Keterampilan coaching mempunyai keterkaitan dengan pengembangan kompetensi guru sebagai


pemimpin pembelajaran., dimana ada 4 macam paradigma berpikir coaching yang perlu dipahami,
yaitu antara lain :

1. fokus pada coachee (rekan yang akan dikembangkan.


2. bersikap terbuka dan ingin tahu.
3. memiliki kesadaran diri yang kuat, dan
4. mampu melihat peluang baru dan masa depan.

RASA yang diperkenalkan oleh Julian Treasure, bisa dijadaikan salah satu referrensi yang dapat kita
gunakan untuk mengajukan pertanyaan berbobot hasil dari mendengarkan aktif.

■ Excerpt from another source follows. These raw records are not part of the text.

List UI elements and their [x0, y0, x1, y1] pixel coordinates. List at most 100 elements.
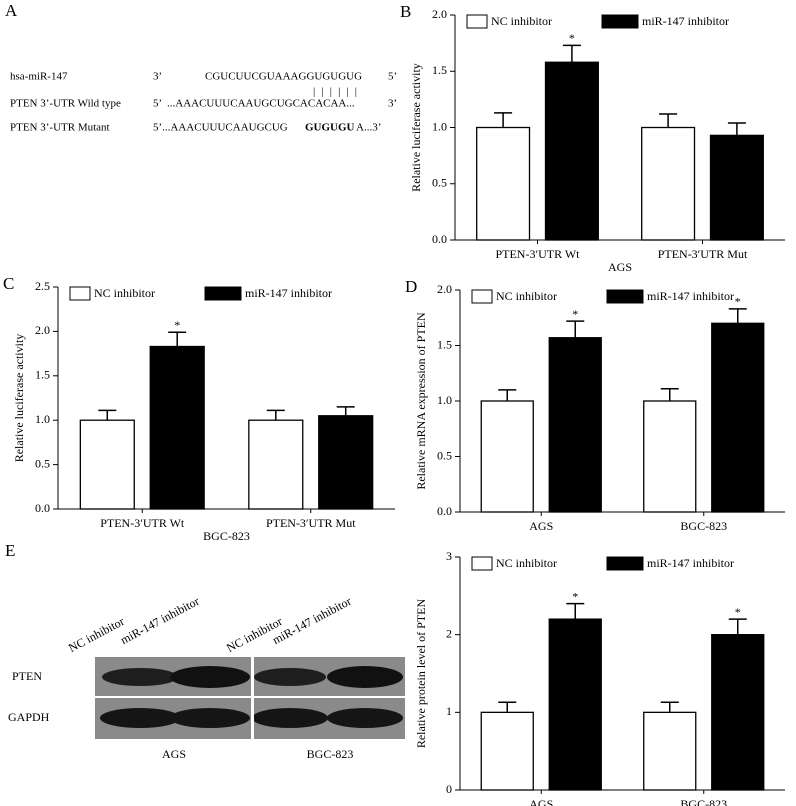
x-axis-label: BGC-823: [203, 529, 250, 543]
y-tick-label: 0.0: [35, 501, 50, 515]
seq-end: 5’: [153, 98, 162, 110]
legend-swatch: [601, 14, 639, 29]
y-tick-label: 2.0: [35, 323, 50, 337]
error-bar: [98, 409, 117, 421]
x-tick-label: BGC-823: [680, 519, 727, 533]
panel-label: B: [400, 2, 411, 21]
bar: [79, 419, 135, 510]
seq-end: 3’: [388, 98, 397, 110]
y-tick-label: 2.0: [437, 282, 452, 296]
error-bar: [659, 113, 678, 128]
x-tick-label: AGS: [529, 519, 553, 533]
error-bar: [494, 112, 513, 128]
significance-mark: *: [572, 589, 578, 603]
y-tick-label: 1.0: [432, 119, 447, 133]
error-bar: [498, 389, 517, 401]
panel-label: C: [3, 274, 14, 293]
error-bar: [566, 320, 585, 338]
error-bar: [727, 122, 746, 136]
lane-label: miR-147 inhibitor: [118, 594, 201, 647]
error-bar: [660, 388, 679, 401]
bar: [248, 419, 304, 510]
row-name: PTEN 3’-UTR Wild type: [10, 98, 121, 110]
band-label: PTEN: [12, 669, 42, 683]
bar: [711, 322, 765, 513]
significance-mark: *: [735, 295, 741, 309]
significance-mark: *: [174, 318, 180, 332]
bar: [711, 634, 765, 791]
bar: [548, 337, 602, 513]
legend-swatch: [466, 14, 488, 29]
y-axis-label: Relative luciferase activity: [12, 334, 26, 463]
lane-label: miR-147 inhibitor: [270, 594, 353, 647]
sequence-alignment: hsa-miR-147 3’ CGUCUUCGUAAAGGUGUGUG 5’ |…: [10, 71, 397, 134]
y-axis-label: Relative protein level of PTEN: [414, 599, 428, 749]
y-tick-label: 0.5: [432, 176, 447, 190]
x-tick-label: PTEN-3′UTR Wt: [100, 516, 185, 530]
x-tick-label: BGC-823: [680, 797, 727, 806]
bar: [641, 126, 696, 241]
y-tick-label: 1.5: [437, 337, 452, 351]
band-label: GAPDH: [8, 710, 50, 724]
x-tick-label: PTEN-3′UTR Mut: [658, 247, 748, 261]
legend-label: NC inhibitor: [496, 556, 557, 570]
error-bar: [660, 701, 679, 713]
y-tick-label: 0.5: [437, 448, 452, 462]
legend-swatch: [204, 286, 242, 301]
legend-label: NC inhibitor: [496, 289, 557, 303]
bar: [709, 134, 764, 241]
legend-label: miR-147 inhibitor: [647, 556, 734, 570]
y-tick-label: 1.0: [35, 412, 50, 426]
error-bar: [336, 406, 355, 416]
error-bar: [728, 308, 747, 324]
legend-swatch: [471, 556, 493, 571]
x-tick-label: AGS: [529, 797, 553, 806]
significance-mark: *: [735, 605, 741, 619]
seq-end: 5’: [388, 71, 397, 83]
y-tick-label: 0.5: [35, 456, 50, 470]
y-tick-label: 1: [446, 704, 452, 718]
significance-mark: *: [569, 31, 575, 45]
panel-label: D: [405, 277, 417, 296]
group-label: AGS: [162, 747, 186, 761]
y-tick-label: 3: [446, 549, 452, 563]
y-tick-label: 1.0: [437, 393, 452, 407]
x-tick-label: PTEN-3′UTR Mut: [266, 516, 356, 530]
group-label: BGC-823: [307, 747, 354, 761]
legend-swatch: [606, 289, 644, 304]
y-tick-label: 0: [446, 782, 452, 796]
row-name: PTEN 3’-UTR Mutant: [10, 122, 110, 134]
sequence: ...AAACUUUCAAUGCUGCACACAA...: [167, 98, 355, 110]
error-bar: [566, 602, 585, 620]
legend-label: NC inhibitor: [94, 286, 155, 300]
legend-swatch: [606, 556, 644, 571]
bar: [476, 126, 531, 241]
significance-mark: *: [572, 307, 578, 321]
error-bar: [562, 44, 581, 63]
bar: [480, 711, 534, 791]
panel-label: A: [5, 1, 18, 20]
y-tick-label: 0.0: [432, 232, 447, 246]
seq-end: 3’: [153, 71, 162, 83]
y-tick-label: 2: [446, 626, 452, 640]
legend-swatch: [69, 286, 91, 301]
legend-label: miR-147 inhibitor: [245, 286, 332, 300]
pairing: ||||||: [313, 86, 357, 98]
x-tick-label: PTEN-3′UTR Wt: [495, 247, 580, 261]
legend-swatch: [471, 289, 493, 304]
error-bar: [728, 618, 747, 635]
y-tick-label: 2.5: [35, 279, 50, 293]
y-tick-label: 0.0: [437, 504, 452, 518]
bar: [318, 415, 374, 510]
sequence: A...3’: [356, 122, 381, 134]
error-bar: [168, 331, 187, 347]
sequence: 5’...AAACUUUCAAUGCUG: [153, 122, 288, 134]
row-name: hsa-miR-147: [10, 71, 68, 83]
y-axis-label: Relative luciferase activity: [409, 63, 423, 192]
bar: [643, 711, 697, 791]
x-axis-label: AGS: [608, 260, 632, 274]
y-tick-label: 2.0: [432, 7, 447, 21]
bar: [548, 618, 602, 791]
y-tick-label: 1.5: [35, 368, 50, 382]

RASA merupakan akronim dari Receive, Appreciate, Summarize, dan Ask.

R (Receive/Terima), yang berarti menerima/mendengarkan semua informasi yang disampaikan


coachee. Perhatikan kata kunci yang diucapkan.

A (Appreciate/Apresiasi), yaitu memberikan apresiasi dengan merespon atau memberikan tanda


bahwa kita mendengarkan coachee. Respon yang diberikan bisa dengan anggukan, dengan kontak
mata atau melontarkan kata. Bentuk apresiasi akan muncul saat kita memberikan perhatian dan
hadir sepenuhnya pada coachee tidak terganggu dengan situasi lain.

S (Summarize/Merangkum), saat coachee selesai bercerita rangkum untuk memastikan


pemahaman kita sama. Perhatikan dan gunakan kata kunci yang diucapkan coachee.

A (Ask/Tanya), coach mengajukan pertanyaan berbobot berdasarkan apa yang didengar dan hasil
merangkum (summarizing), membuat pemahaman coachee lebih dalam tentang situasinya, hasil
mendengarkan yang mengandung penggalian atas kata kunci atau emosi yang sudah dikonfirmasi,
dan pertanyaan terbuka: menggunakan apa, bagaimana, seberapa, kapan, siapa atau di mana dan
hindari menggunakan pertanyaan tertutup: “mengapa” atau “apakah” atau “sudahkah”.

Percakapan-percakapan coaching membantu para guru berpikir lebih dalam (metakognisi) dalam
menggali potensi yang ada dalam diri dan komunitas sekolahnya sekaligus menghadirkan motivasi
internal sebagai individu pembelajar yang berkelanjutan yang akan diwujudnyatakan dalam buah
pikir dan aksi nyata demi tercapainya kualitas pembelajaran yang berpihak pada murid. Jika
keterampilan coaching sudah meningkat maka pengembangan kompetensi guru sebagai pemimpin
pembelajaran akan meningkat pula.

Demikian Tugas Koneksi Antar Materi Modul 2.3 tentang Coaching untuk Supervisi Akademik yang
berhasil saya susun, semoga bermanfaat, dan terima kasih.